After Empuriabrava I continued the holiday in Girona (Gerona in Spanish). In the first BC the Romans built a fortress there. This was a start of Girona as we know now. The city has an interesting and long history. To summarize it: the Romans, Visigoths, Moors (Arabs), Jews and French were here just like in the nearby town Castelló d’Empúries. They left their traces in the well-preserved medieval part of the city. I will share more of it in another post. This city view pic was taken early in the morning at 6 am, shot from La Muralla (Roman built medieval city wall).
This slogan means Girona moves in Catalan. This is my third visit to Girona, the city excites me. Name it the history, the size (it is compact, comparable to Bilbao), the atmosphere and the food. I take you for a virtual tour in Girona.
These pics are from the roundabout in front of the city park; Parc de la Devesa.
Street art under the train rail
Plaça de la Independència
Like most Spanish cities Girona has its own squares.
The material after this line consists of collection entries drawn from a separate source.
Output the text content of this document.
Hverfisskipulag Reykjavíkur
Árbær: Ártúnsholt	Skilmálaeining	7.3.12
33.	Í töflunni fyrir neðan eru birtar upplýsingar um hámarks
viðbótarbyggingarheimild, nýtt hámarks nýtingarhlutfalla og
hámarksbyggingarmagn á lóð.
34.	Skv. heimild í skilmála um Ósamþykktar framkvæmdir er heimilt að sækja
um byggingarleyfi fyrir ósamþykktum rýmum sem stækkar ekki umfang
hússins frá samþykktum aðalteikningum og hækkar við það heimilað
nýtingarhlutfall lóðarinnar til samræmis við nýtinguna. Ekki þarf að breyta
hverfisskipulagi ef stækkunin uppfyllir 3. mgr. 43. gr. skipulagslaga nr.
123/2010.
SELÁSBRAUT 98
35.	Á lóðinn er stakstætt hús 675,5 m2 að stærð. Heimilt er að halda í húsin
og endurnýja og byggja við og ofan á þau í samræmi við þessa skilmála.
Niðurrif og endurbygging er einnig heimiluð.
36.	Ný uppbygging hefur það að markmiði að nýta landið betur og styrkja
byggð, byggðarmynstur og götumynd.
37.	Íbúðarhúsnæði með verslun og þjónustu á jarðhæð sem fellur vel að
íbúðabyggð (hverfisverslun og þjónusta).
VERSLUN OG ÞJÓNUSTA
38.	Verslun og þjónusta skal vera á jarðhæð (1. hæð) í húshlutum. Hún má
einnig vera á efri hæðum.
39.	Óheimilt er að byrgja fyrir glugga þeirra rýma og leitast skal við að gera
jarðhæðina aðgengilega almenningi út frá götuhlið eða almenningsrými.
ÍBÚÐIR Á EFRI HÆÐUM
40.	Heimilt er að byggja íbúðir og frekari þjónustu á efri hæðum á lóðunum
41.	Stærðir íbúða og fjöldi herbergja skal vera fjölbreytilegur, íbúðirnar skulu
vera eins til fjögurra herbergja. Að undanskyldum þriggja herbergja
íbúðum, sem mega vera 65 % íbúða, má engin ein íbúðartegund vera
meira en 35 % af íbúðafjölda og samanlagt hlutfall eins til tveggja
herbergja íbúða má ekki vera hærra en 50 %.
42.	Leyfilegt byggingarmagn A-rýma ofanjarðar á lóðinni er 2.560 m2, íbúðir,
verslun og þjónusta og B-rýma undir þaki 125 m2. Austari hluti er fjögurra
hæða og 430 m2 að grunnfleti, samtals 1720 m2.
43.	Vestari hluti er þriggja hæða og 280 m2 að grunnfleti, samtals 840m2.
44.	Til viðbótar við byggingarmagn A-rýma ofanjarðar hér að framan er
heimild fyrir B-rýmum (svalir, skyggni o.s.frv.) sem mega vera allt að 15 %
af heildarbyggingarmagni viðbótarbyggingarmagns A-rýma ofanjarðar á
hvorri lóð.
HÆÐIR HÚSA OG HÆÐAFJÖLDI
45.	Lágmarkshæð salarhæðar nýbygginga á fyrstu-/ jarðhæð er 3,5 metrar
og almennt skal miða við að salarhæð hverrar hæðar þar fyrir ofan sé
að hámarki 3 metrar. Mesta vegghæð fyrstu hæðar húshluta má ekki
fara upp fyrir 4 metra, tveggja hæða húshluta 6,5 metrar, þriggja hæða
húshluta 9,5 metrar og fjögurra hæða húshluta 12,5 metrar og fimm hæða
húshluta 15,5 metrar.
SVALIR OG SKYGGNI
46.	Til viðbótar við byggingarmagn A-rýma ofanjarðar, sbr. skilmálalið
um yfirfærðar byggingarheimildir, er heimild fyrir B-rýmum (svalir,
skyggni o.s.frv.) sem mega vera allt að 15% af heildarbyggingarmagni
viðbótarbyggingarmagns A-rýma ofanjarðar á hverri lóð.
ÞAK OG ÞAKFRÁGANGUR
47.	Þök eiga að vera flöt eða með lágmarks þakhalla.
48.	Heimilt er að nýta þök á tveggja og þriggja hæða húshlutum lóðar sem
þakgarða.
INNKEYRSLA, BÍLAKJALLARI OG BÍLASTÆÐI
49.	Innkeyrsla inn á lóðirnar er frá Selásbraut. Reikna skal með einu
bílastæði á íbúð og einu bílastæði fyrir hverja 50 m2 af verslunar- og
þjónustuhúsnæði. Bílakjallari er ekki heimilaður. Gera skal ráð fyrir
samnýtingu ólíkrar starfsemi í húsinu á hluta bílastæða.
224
Plaça de la Independència is one of them. To those who visit Girona for food; Plaça de la Independència is the place to be. There are many restaurants and bars at this square and in the tiny lanes nearby.
A memorial of Girona’s heroes during the city siege by Napoleon in 1808 – 1809.
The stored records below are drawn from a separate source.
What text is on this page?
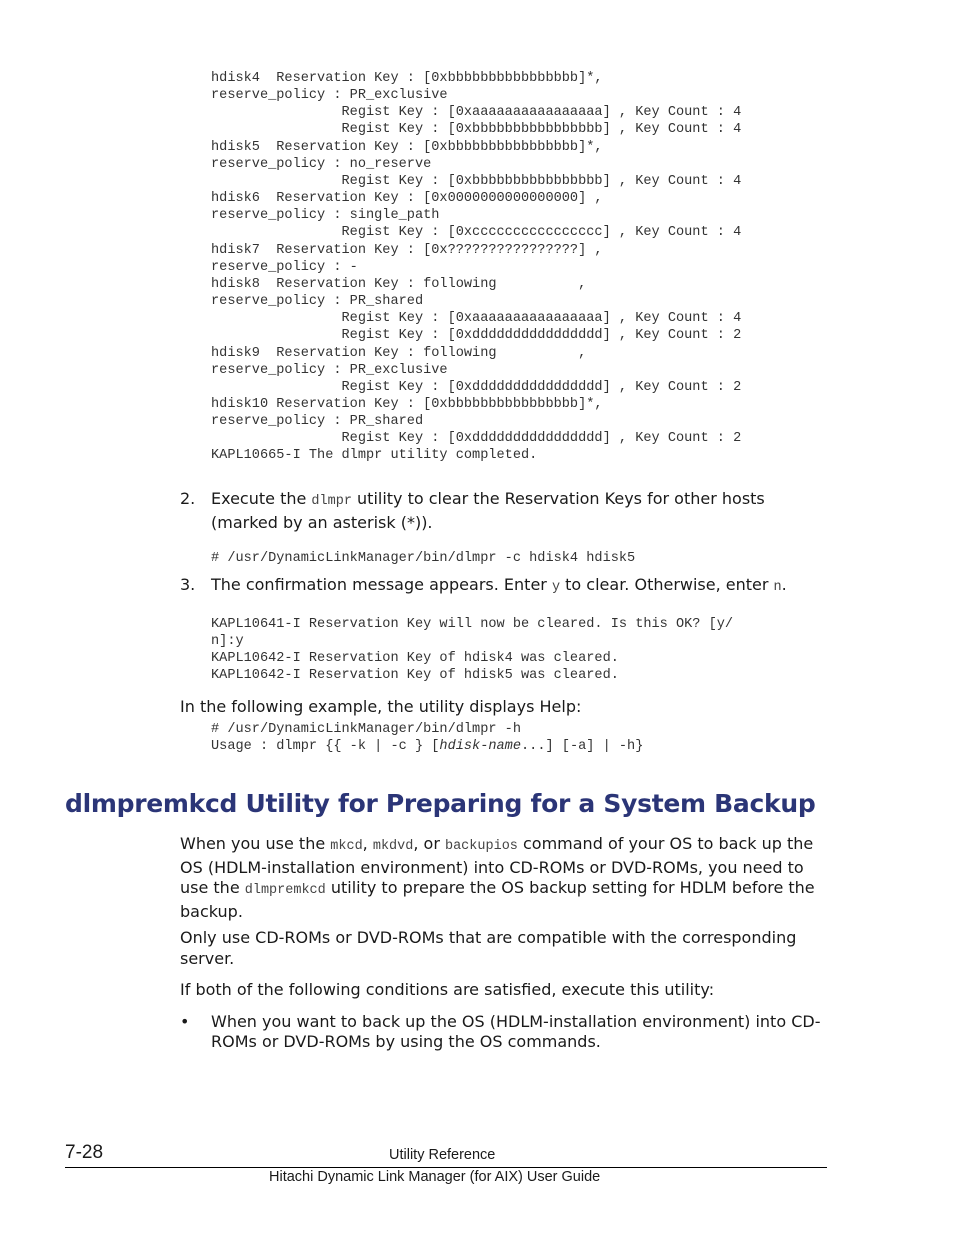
hdisk4  Reservation Key : [0xbbbbbbbbbbbbbbbb]*,
reserve_policy : PR_exclusive
Regist Key : [0xaaaaaaaaaaaaaaaa] , Key Count : 4
Regist Key : [0xbbbbbbbbbbbbbbbb] , Key Count : 4
hdisk5  Reservation Key : [0xbbbbbbbbbbbbbbbb]*,
reserve_policy : no_reserve
Regist Key : [0xbbbbbbbbbbbbbbbb] , Key Count : 4
hdisk6  Reservation Key : [0x0000000000000000] ,
reserve_policy : single_path
Regist Key : [0xcccccccccccccccc] , Key Count : 4
hdisk7  Reservation Key : [0x????????????????] ,
reserve_policy : -
hdisk8  Reservation Key : following          ,
reserve_policy : PR_shared
Regist Key : [0xaaaaaaaaaaaaaaaa] , Key Count : 4
Regist Key : [0xdddddddddddddddd] , Key Count : 2
hdisk9  Reservation Key : following          ,
reserve_policy : PR_exclusive
Regist Key : [0xdddddddddddddddd] , Key Count : 2
hdisk10 Reservation Key : [0xbbbbbbbbbbbbbbbb]*,
reserve_policy : PR_shared
Regist Key : [0xdddddddddddddddd] , Key Count : 2
KAPL10665-I The dlmpr utility completed.
2. Execute the dlmpr utility to clear the Reservation Keys for other hosts (marked by an asterisk (*)).
# /usr/DynamicLinkManager/bin/dlmpr -c hdisk4 hdisk5
3. The confirmation message appears. Enter y to clear. Otherwise, enter n.
KAPL10641-I Reservation Key will now be cleared. Is this OK? [y/
n]:y
KAPL10642-I Reservation Key of hdisk4 was cleared.
KAPL10642-I Reservation Key of hdisk5 was cleared.

In the following example, the utility displays Help:

# /usr/DynamicLinkManager/bin/dlmpr -h
Usage : dlmpr {{ -k | -c } [hdisk-name...] [-a] | -h}
dlmpremkcd Utility for Preparing for a System Backup

When you use the mkcd, mkdvd, or backupios command of your OS to back up the OS (HDLM-installation environment) into CD-ROMs or DVD-ROMs, you need to use the dlmpremkcd utility to prepare the OS backup setting for HDLM before the backup.

Only use CD-ROMs or DVD-ROMs that are compatible with the corresponding server.

If both of the following conditions are satisfied, execute this utility:

• When you want to back up the OS (HDLM-installation environment) into CD-ROMs or DVD-ROMs by using the OS commands.
7-28	Utility Reference
Hitachi Dynamic Link Manager (for AIX) User Guide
This is one of the most photographed sites in Girona, the colourful houses along Onyar river. Look at the Catalan vlag waving outside of the houses.
Catalans want to vote for independence, Catalunya a new state in Europe. To support this Catalans hang their flag outside their house. I have noticed it during this summer vacation in Catalunya, not only in Barcelona, Empuriabrava and Girona but also en route, in little towns and villages. This independence movement seems quite similar to that of the Basque region.
If you want to visit Girona, 4 – 5 days would be sufficient to explore it. You can also stay longer there and go to the neighbouring towns.